Hep aklima takilmistir Ümmül Kitabta oldugu beyan edilen Kuran neden ayetlerini bazi olaylara kilitlemeye calismisiz diye?Nedir bu sorunlar?Bu sorunlar olusmasaydi gelirmiydi gelmeyecekmiydi acaba?Allahin Vaadi mutlaka bir iki kisinin yaptiginami baglanmis?Mesela Lut kavminin helaki geliyor Aklima?Hani diyorya inananlari topladik bunlar ancak bir kac kisi idi demekki bir iki kisinin yaptigi günahla gelmiyor degilmi diye?Yani toplum olarak bozulmayan yerlerde (bir kac istisna ile degil) böyle helak olaylari olmuyor.Birde bu nesih varya bununla Allahin yasalarini delmisiz.....
 
Sevgili ruşen-alp:

Peygamberin hangi sünnetine savaş açmışlar, bunu biraz açıklarmısın lütfen...

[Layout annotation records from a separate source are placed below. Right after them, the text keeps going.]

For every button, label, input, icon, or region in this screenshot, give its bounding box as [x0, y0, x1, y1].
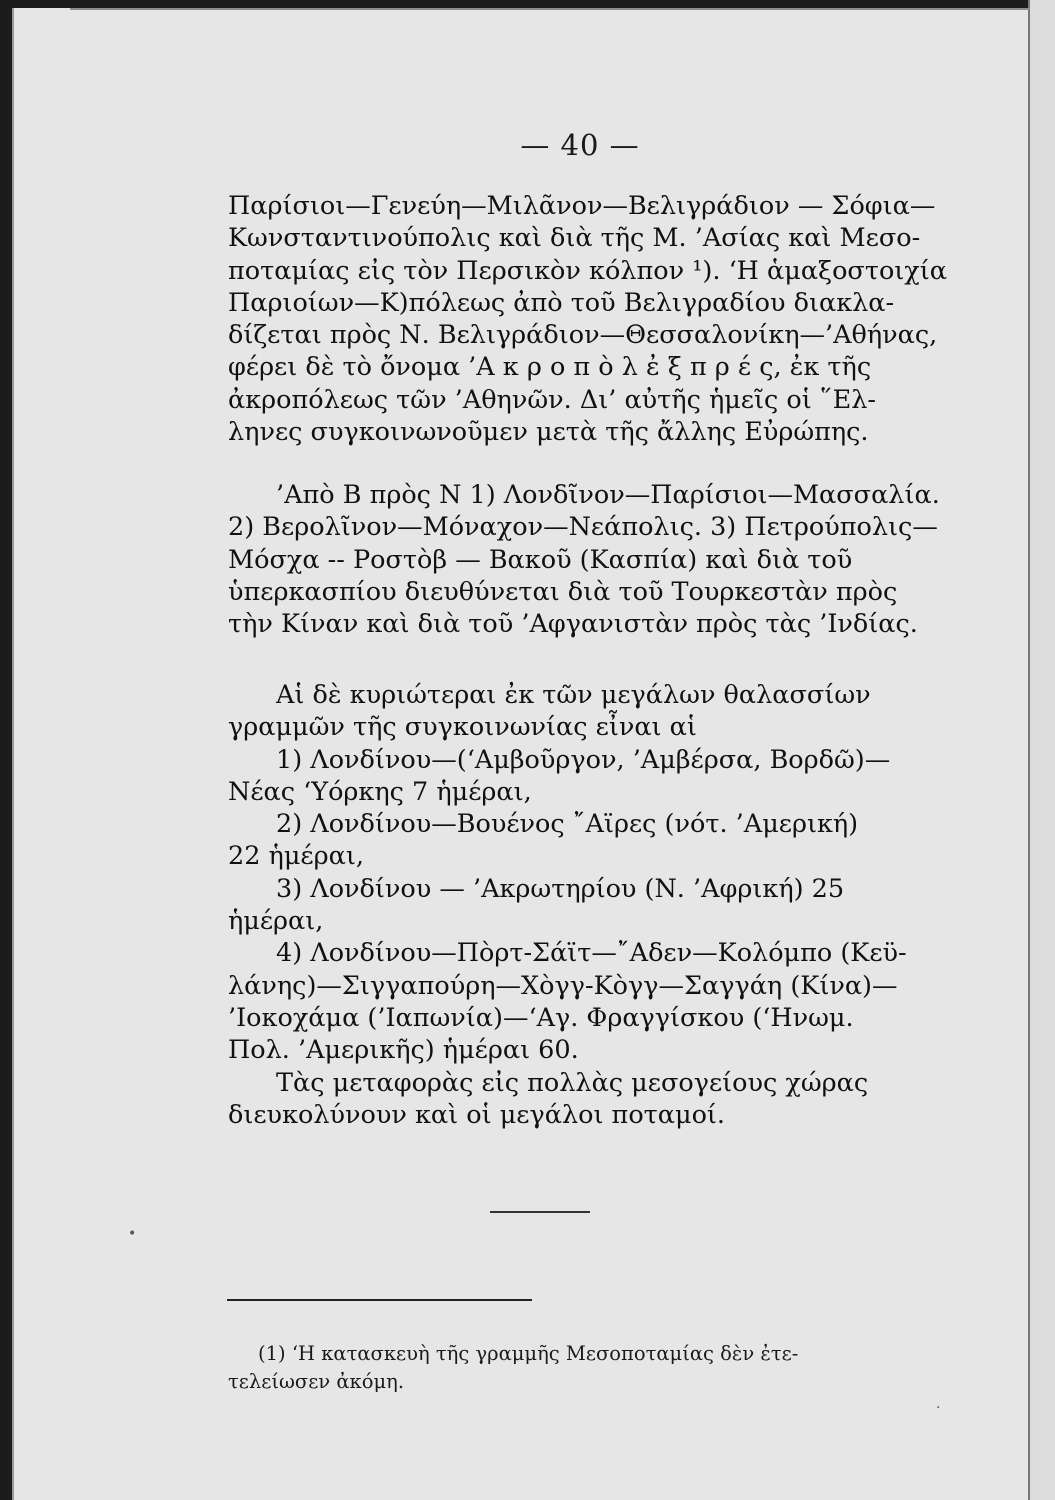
text-line: ’Ιοκοχάμα (’Ιαπωνία)—‘Αγ. Φραγγίσκου (‘Ηνωμ. — [228, 1002, 854, 1033]
text-line: γραμμῶν τῆς συγκοινωνίας εἶναι αἱ — [228, 712, 697, 743]
text-line: διευκολύνουν καὶ οἱ μεγάλοι ποταμοί. — [228, 1099, 726, 1130]
text-line: 1) Λονδίνου—(‘Αμβοῦργον, ’Αμβέρσα, Βορδῶ)— — [276, 744, 891, 775]
text-line: 4) Λονδίνου—Πὸρτ-Σάϊτ—῎Αδεν—Κολόμπο (Κεϋ- — [276, 938, 907, 969]
text-line: ὑπερκασπίου διευθύνεται διὰ τοῦ Τουρκεστὰν πρὸς — [228, 576, 898, 607]
text-line: φέρει δὲ τὸ ὄνομα ’Α κ ρ ο π ὸ λ ἐ ξ π ρ έ ς, ἐκ τῆς — [228, 352, 872, 383]
text-line: ληνες συγκοινωνοῦμεν μετὰ τῆς ἄλλης Εὐρώπης. — [228, 417, 869, 448]
text-line: ἡμέραι, — [228, 906, 324, 937]
text-line: Αἱ δὲ κυριώτεραι ἐκ τῶν μεγάλων θαλασσίων — [276, 680, 871, 710]
text-line: δίζεται πρὸς Ν. Βελιγράδιον—Θεσσαλονίκη—’Αθήνας, — [228, 320, 938, 351]
footnote — [228, 1340, 938, 1396]
text-line: 3) Λονδίνου — ’Ακρωτηρίου (Ν. ’Αφρική) 25 — [276, 873, 845, 904]
text-line: λάνης)—Σιγγαπούρη—Χὸγγ-Κὸγγ—Σαγγάη (Κίνα)— — [228, 970, 898, 1001]
text-line: ποταμίας εἰς τὸν Περσικὸν κόλπον ¹). ‘Η ἁμαξοστοιχία — [228, 255, 947, 286]
footnote-line: τελείωσεν ἀκόμη. — [228, 1370, 405, 1393]
speck-mark: · — [936, 1400, 941, 1416]
paragraph-sea-routes — [228, 679, 940, 1131]
paragraph-railways-north-south — [228, 479, 940, 640]
text-line: 2) Βερολῖνον—Μόναχον—Νεάπολις. 3) Πετρούπολις— — [228, 512, 938, 543]
page-edge — [1028, 0, 1055, 1500]
text-line: Τὰς μεταφορὰς εἰς πολλὰς μεσογείους χώρας — [276, 1067, 869, 1098]
section-divider — [490, 1211, 590, 1213]
text-line: Μόσχα -- Ροστὸβ — Βακοῦ (Κασπία) καὶ διὰ τοῦ — [228, 544, 853, 575]
text-line: Παρίσιοι—Γενεύη—Μιλᾶνον—Βελιγράδιον — Σόφια— — [228, 191, 936, 221]
text-line: Νέας ‘Υόρκης 7 ἡμέραι, — [228, 776, 532, 807]
text-line: ’Απὸ Β πρὸς Ν 1) Λονδῖνον—Παρίσιοι—Μασσαλία. — [276, 480, 940, 510]
text-line: 2) Λονδίνου—Βουένος ῎Αϊρες (νότ. ’Αμερική) — [276, 809, 859, 840]
text-line: ἀκροπόλεως τῶν ’Αθηνῶν. Δι’ αὐτῆς ἡμεῖς οἱ ῞Ελ- — [228, 384, 876, 415]
text-line: Κωνσταντινούπολις καὶ διὰ τῆς Μ. ’Ασίας καὶ Μεσο- — [228, 223, 921, 254]
paragraph-railways-east — [228, 190, 947, 448]
text-line: 22 ἡμέραι, — [228, 841, 364, 872]
text-line: Πολ. ’Αμερικῆς) ἡμέραι 60. — [228, 1035, 579, 1066]
text-line: τὴν Κίναν καὶ διὰ τοῦ ’Αφγανιστὰν πρὸς τὰς ’Ινδίας. — [228, 609, 918, 640]
text-line: Παριοίων—Κ)πόλεως ἀπὸ τοῦ Βελιγραδίου διακλα- — [228, 287, 895, 318]
page-number: — 40 — — [520, 128, 640, 162]
top-border — [70, 8, 1030, 10]
footnote-divider — [227, 1299, 532, 1301]
speck-mark: • — [128, 1226, 137, 1242]
footnote-line: (1) ‘Η κατασκευὴ τῆς γραμμῆς Μεσοποταμίας δὲν ἐτε- — [258, 1342, 799, 1365]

Hepiniz Allaha emanet olasınız...

Selamün aleyküm Bergüzar Hanım,
Elbette açıklarım.Öncelikle peygamberimizde üstün bir ahlak olduğu Kuran'la tescillidir.VE Kuran-ı Kerim de müteaddit ayet-i kerimelerde Rasul'a uyun diye Yüce Rabbimiz müminlere emretmiştir. Allah ( c.c. ) kendisine ve Rasulüne itaat edilmesini bizzat emretmiştir. Hakikat buyken , bazı etraflar bu ayet-i kerimelere kulaklarını tıkayıp islamda tek kaynağın Kuran-ı Kerim olduğunu ifade etmişlerdir. elbette tek kıstasımız Kuran-ı Kerimdir, fakat Kuran bir bütündür, yani Kuran-ı Kerim içeriği bizim için çok önemlidir. Kuran-ı Kerim , tartışırken yararlanılan bir kitap değildir, Kuran-ı Kerim'de bir hayat tarzını insanlara bahşetmiştir. O halde biz müminler olarak Kuran'a uygun bir hayat tarzını benimsememiz gerekir. Kuran'ın ruhuna uygun bir şekilde. Cenab-ı Mevlamız Kuran'ı Kerim'de "Onda üstün bir ahlak vardır " dediğine göre O'nun ahlakını öğrenmeliyiz, yine Kuran'ı Kerimde peygamberimiz sahabelerinin özellikleri hakkında bizleri tatmin edici bilgiler verilmektedir. Özellikle Kuran-ı Kerimde Hudeybiye anlaşması yapılırken, peygamberimizin emrinde olanlar , peygamberimize tekrar biat etmişler, bu Kuran-ı Kerimde özellikle sahabeler hakkında " Allah'da onlardan razı oldu " diye buyurmuştur, yani bizim hayatını öğrendiğimiz sahabelere,Allah ( c.c. ) bizzat kişilikleri hakkında çok önemli mesajlar vermekte. Durum buyken, bu sahabelerin hadis rivayet etmeleri gayet normaldir , bizlere çeşitli ravi zincirleriyle gelen sahih hadisleri kabul etmemek bizzat Kuran'a aykırıdır. Hani kaynağımız sadece Kuran'dı, eğer Kuran olsa, bu gibi önemli noktaları kaçırmamak gerekti. Velhası'l kelam sahih hadisleri kabul etmeyip sünnete sırtını çeviren kişi, bizzat Peygamberimizin sünnetine savaş ilan etmiş demektir.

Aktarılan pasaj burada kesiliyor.